Building on Linear Regression

#analysis #data #math #notes #processing #python #regression #sklearn

Linear regression is a simple and widely used approach for modeling the relationship between a dependent variable and one or more independent variables. However, it assumes a linear relationship between the independent and dependent variables. When dealing with non-linear data, we can extend linear regression by incorporating non-linear transformations of the features.

from sklearn.linear_model import LinearRegression
from sklearn.preprocessing import PolynomialFeatures
import numpy as np

# Generate sample non-linear data
np.random.seed(0)
X = 2 * np.random.rand(100, 1)
y = 4 + 3 * X + np.random.randn(100, 1)

# Transform features to higher degrees
poly_features = PolynomialFeatures(degree=2, include_bias=False)
X_poly = poly_features.fit_transform(X)

# Fit linear regression model on transformed features
lin_reg = LinearRegression()
lin_reg.fit(X_poly, y)

# Predictions
y_pred = lin_reg.predict(X_poly)

Handling Non-Linear Data

Non-linear data can be handled in various ways, including polynomial regression, spline regression, or using non-linear models like decision trees or neural networks. Polynomial regression fits a polynomial function to the data, allowing for non-linear relationships between variables.

from sklearn.preprocessing import PolynomialFeatures
from sklearn.linear_model import LinearRegression
import numpy as np

# Generate non-linear data
np.random.seed(0)
X = 6 * np.random.rand(100, 1) - 3
y = 0.5 * X**2 + X + 2 + np.random.randn(100, 1)

# Transform features to higher degrees
poly_features = PolynomialFeatures(degree=2, include_bias=False)
X_poly = poly_features.fit_transform(X)

# Fit polynomial regression model
lin_reg = LinearRegression()
lin_reg.fit(X_poly, y)

# Predictions
y_pred = lin_reg.predict(X_poly)

Regularization:

Regularization is a technique used to prevent overfitting by adding a penalty term to the loss function.
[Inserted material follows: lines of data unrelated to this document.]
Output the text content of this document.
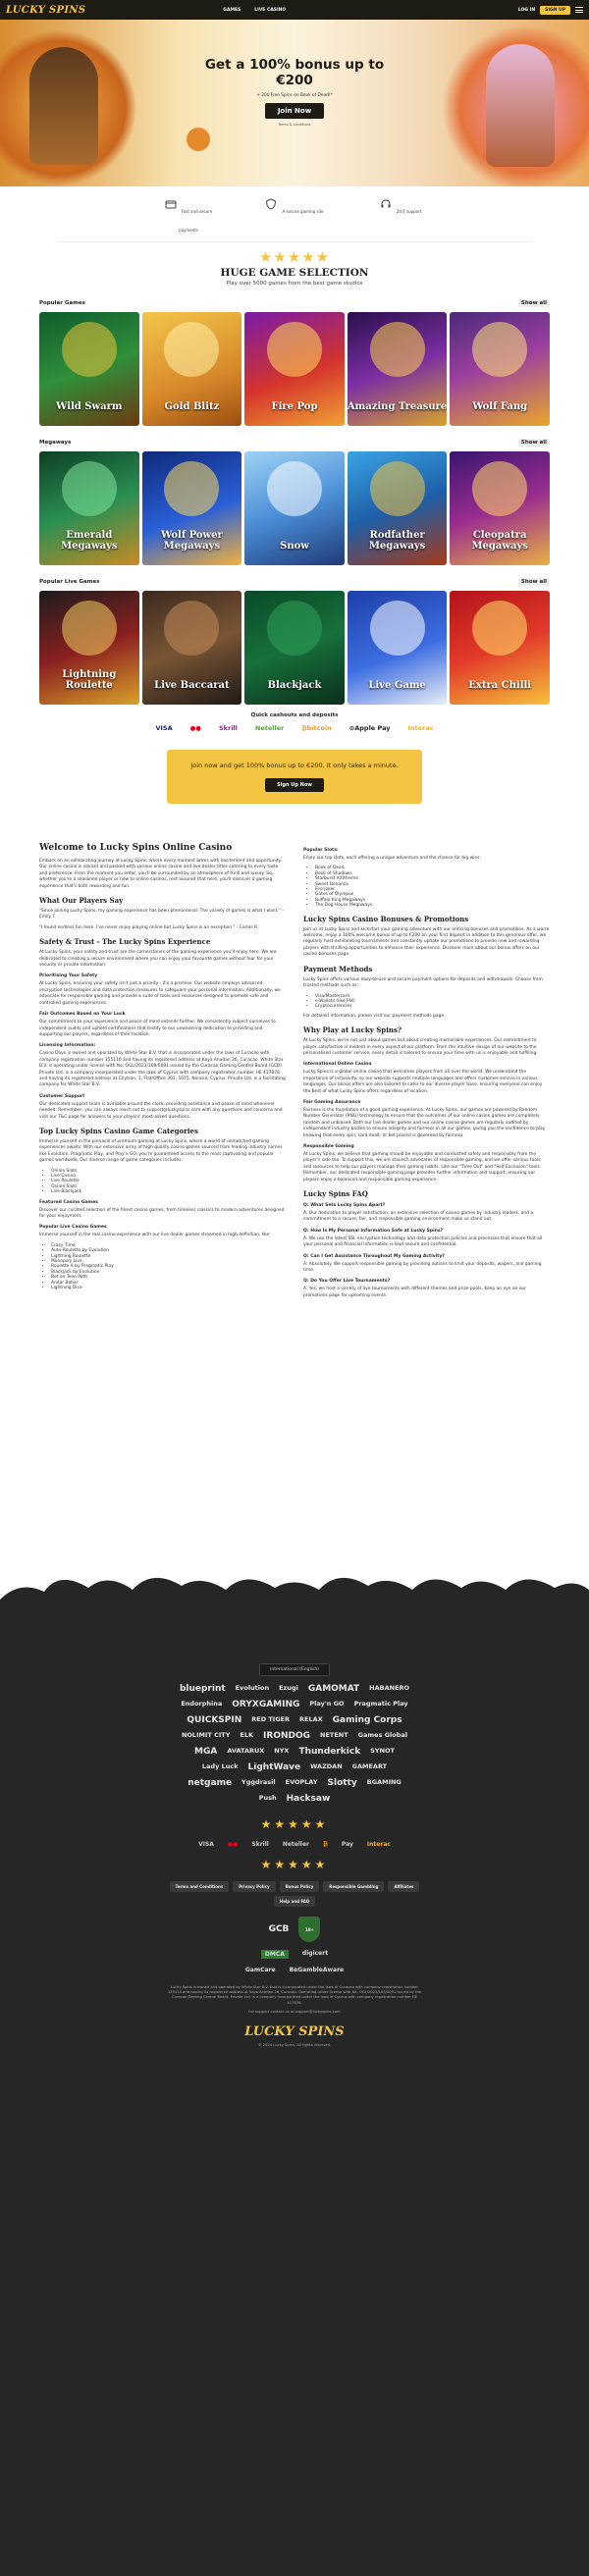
LUCKY SPINS	GAMES	LIVE CASINO	LOG IN	SIGN UP
Get a 100% bonus up to €200
+ 200 Free Spins on Book of Dead!*
Join Now
Terms & conditions
Fast and secure payments
A secure gaming site	24/7 support
★★★★★
HUGE GAME SELECTION
Play over 5000 games from the best game studios
Popular Games	Show all
Wild Swarm	Gold Blitz	Fire Pop	Amazing Treasure	Wolf Fang
Megaways	Show all
Emerald Megaways
Wolf Power Megaways	Snow
Rodfather Megaways
Cleopatra Megaways
Popular Live Games	Show all
Lightning Roulette	Live Baccarat	Blackjack	Live Game	Extra Chilli
Quick cashouts and deposits
VISA	●●	Skrill	Neteller	₿bitcoin	⊙Apple Pay	Interac

Join now and get 100% bonus up to €200. It only takes a minute.

Sign Up Now
Welcome to Lucky Spins Online Casino
Embark on an exhilarating journey at Lucky Spins, where every moment brims with excitement and opportunity. Our online casino is vibrant and packed with various online casino and live dealer titles catering to every taste and preference. From the moment you enter, you'll be surrounded by an atmosphere of thrill and luxury. So, whether you're a seasoned player or new to online casinos, rest assured that here, you'll discover a gaming experience that's both rewarding and fun.
What Our Players Say
"Since joining Lucky Spins, my gaming experience has been phenomenal. The variety of games is what I want." - Emily T.
"I found endless fun here. I've never enjoy playing online but Lucky Spins is an exception." - Carlos R.
Safety & Trust - The Lucky Spins Experience
At Lucky Spins, your safety and trust are the cornerstones of the gaming experience you'll enjoy here. We are dedicated to creating a secure environment where you can enjoy your favourite games without fear for your security or private information.
Prioritising Your Safety
At Lucky Spins, ensuring your safety isn't just a priority - it's a promise. Our website employs advanced encryption technologies and data protection measures to safeguard your personal information. Additionally, we advocate for responsible gaming and provide a suite of tools and resources designed to promote safe and controlled gaming experiences.
Fair Outcomes Based on Your Luck
Our commitment to your experience and peace of mind extends further. We consistently subject ourselves to independent audits and uphold certifications that testify to our unwavering dedication to providing and supporting our players, regardless of their location.
Licensing Information:
Casino Days is owned and operated by White Star B.V. that is incorporated under the laws of Curacao with company registration number 155110 and having its registered address at Kaya Anadan 26, Curacao. White Star B.V. is operating under license with No. OGL/2023/109/0091 issued by the Curacao Gaming Control Board (GCB). Private Ltd. is a company incorporated under the laws of Cyprus with company registration number HE 417878 and having its registered address at Chytron, 1, Flat/Office 301, 1075, Nicosia, Cyprus. Private Ltd. is a facilitating company for White Star B.V.
Customer Support
Our dedicated support team is available around the clock, providing assistance and peace of mind whenever needed. Remember, you can always reach out to support@luckyspins.com with any questions and concerns and visit our T&C page for answers to your players' most-asked questions.
Top Lucky Spins Casino Game Categories
Immerse yourself in the pinnacle of premium gaming at Lucky Spins, where a world of unmatched gaming experiences awaits. With our extensive array of high-quality casino games sourced from leading industry names like Evolution, Pragmatic Play, and Play'n GO, you're guaranteed access to the most captivating and popular games worldwide. Our diverse range of game categories includes:
• Online Slots
• Live Casino
• Live Roulette
• Online Slots
• Live Blackjack
Featured Casino Games
Discover our curated selection of the finest casino games, from timeless classics to modern adventures designed for your enjoyment.
Popular Live Casino Games
Immerse yourself in the real casino experience with our live dealer games streamed in high definition, like:
• Crazy Time
• Auto-Roulette by Evolution
• Lightning Roulette
• Monopoly Live
• Roulette A by Pragmatic Play
• Blackjack by Evolution
• Bet on Teen Patti
• Andar Bahar
• Lightning Dice
Popular Slots:
Enjoy our top slots, each offering a unique adventure and the chance for big wins:
• Book of Dead
• Book of Shadows
• Starburst XXXtreme
• Sweet Bonanza
• Fire Joker
• Gates of Olympus
• Buffalo King Megaways
• The Dog House Megaways
Lucky Spins Casino Bonuses & Promotions
Join us at Lucky Spins and kickstart your gaming adventure with our enticing bonuses and promotions. As a warm welcome, enjoy a 100% welcome bonus of up to €200 on your first deposit in addition to this generous offer, we regularly host exhilarating tournaments and constantly update our promotions to provide new and rewarding players with thrilling opportunities to enhance their experience. Discover more about our bonus offers on our casino bonuses page.
Payment Methods
Lucky Spins offers various easy-to-use and secure payment options for deposits and withdrawals. Choose from trusted methods such as:
• Visa/Mastercard
• e-Wallets (like PIX)
• Cryptocurrencies
For detailed information, please visit our payment methods page.
Why Play at Lucky Spins?
At Lucky Spins, we're not just about games but about creating memorable experiences. Our commitment to player satisfaction is evident in every aspect of our platform. From the intuitive design of our website to the personalised customer service, every detail is tailored to ensure your time with us is enjoyable and fulfilling.
International Online Casino
Lucky Spins is a global online casino that welcomes players from all over the world. We understand the importance of inclusivity, so our website supports multiple languages and offers customer service in various languages. Our bonus offers are also tailored to cater to our diverse player base, ensuring everyone can enjoy the best of what Lucky Spins offers regardless of location.
Fair Gaming Assurance
Fairness is the foundation of a good gaming experience. At Lucky Spins, our games are powered by Random Number Generator (RNG) technology to ensure that the outcomes of our online casino games are completely random and unbiased. Both our live dealer games and our online casino games are regularly audited by independent industry bodies to ensure integrity and fairness in all our games, giving you the confidence to play knowing that every spin, card dealt, or bet placed is governed by fairness.
Responsible Gaming
At Lucky Spins, we believe that gaming should be enjoyable and conducted safely and responsibly from the player's side too. To support this, we are staunch advocates of responsible gaming, and we offer various tools and resources to help our players manage their gaming habits. Like our "Time Out" and "Self Exclusion" tools. Remember, our dedicated responsible gaming page provides further information and support, ensuring our players enjoy a balanced and responsible gaming experience.
Lucky Spins FAQ
Q: What Sets Lucky Spins Apart?
A: Our dedication to player satisfaction, an extensive selection of casino games by industry leaders, and a commitment to a secure, fair, and responsible gaming environment make us stand out.
Q: How Is My Personal Information Safe at Lucky Spins?
A: We use the latest SSL encryption technology and data protection policies and processes that ensure that all your personal and financial information is kept secure and confidential.
Q: Can I Get Assistance Throughout My Gaming Activity?
A: Absolutely. We support responsible gaming by providing options to limit your deposits, wagers, and gaming time.
Q: Do You Offer Live Tournaments?
A: Yes, we host a variety of live tournaments with different themes and prize pools. Keep an eye on our promotions page for upcoming events.
International (English)
blueprint Evolution Ezugi GAMOMAT HABANERO
Endorphina ORYXGAMING Play'n GO Pragmatic Play
QUICKSPIN RED TIGER RELAX Gaming Corps
NOLIMIT CITY ELK IRONDOG NETENT Games Global
MGA AVATARUX NYX Thunderkick SYNOT
Lady Luck LightWave WAZDAN GAMEART
netgame Yggdrasil EVOPLAY Slotty BGAMING
Push Hacksaw
★★★★★
VISA ●● Skrill Neteller ₿ Pay Interac
★★★★★
Terms and Conditions	Privacy Policy	Bonus Policy	Responsible Gambling	Affiliates
Help and FAQ
GCB	18+
DMCA	digicert
GamCare BeGambleAware
Lucky Spins is owned and operated by White Star B.V. that is incorporated under the laws of Curacao with company registration number 155110 and having its registered address at Kaya Anadan 26, Curacao. Operating under license with No. OGL/2023/109/0091 issued by the Curacao Gaming Control Board. Private Ltd. is a company incorporated under the laws of Cyprus with company registration number HE 417878.
For support contact us at support@luckyspins.com
LUCKY SPINS
© 2024 Lucky Spins. All rights reserved.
Two common types of regularization are Ridge Regression (L2 regularization) and Lasso Regression (L1 regularization).

from sklearn.linear_model import Ridge, Lasso
import numpy as np

# Generate sample data
np.random.seed(0)
X = 2 * np.random.rand(100, 1)
y = 4 + 3 * X + np.random.randn(100, 1)

# Fit Ridge regression model
ridge_reg = Ridge(alpha=1)
ridge_reg.fit(X, y)

# Fit Lasso regression model
lasso_reg = Lasso(alpha=0.1)
lasso_reg.fit(X, y)

Geometric Representation of Ridge and Lasso:

Ridge and Lasso regression can be represented geometrically as constraints on the coefficients. In Ridge regression, the constraint is a L2 norm, which forms a circular constraint region. In Lasso regression, the constraint is a L1 norm, which forms a diamond-shaped constraint region.

  • Lasso (L1): It’s like saying, “I want the blanket to fit well, but I also want it to be smooth with as few folds as possible.” Each fold represents a feature in our model, and L1 regularization tries to minimize the number of folds. In the end, you’ll have a blanket that fits the bed well but might not get into every nook and cranny, especially if those are just noise. In the geometric visual, Lasso would try to keep the plane well-fitted to the points but might flatten out in the direction of less important variables (shrinking coefficients to zero).
  • Ridge (L2): This is like wanting a snug fit but also wanting the blanket to be evenly spread out without any part being too far from the bed. So even though the blanket still fits the bed closely, it won’t get overly contorted to fit the minor bumps. In the geometric visual, Ridge adds a penalty that constrains the coefficients, shrinking them towards zero but not exactly to zero. This keeps the plane close to the points but prevents it from tilting too sharply to fit any particular points too closely, thus maintaining a bit of a distance (bias) to prevent overfitting to the noise.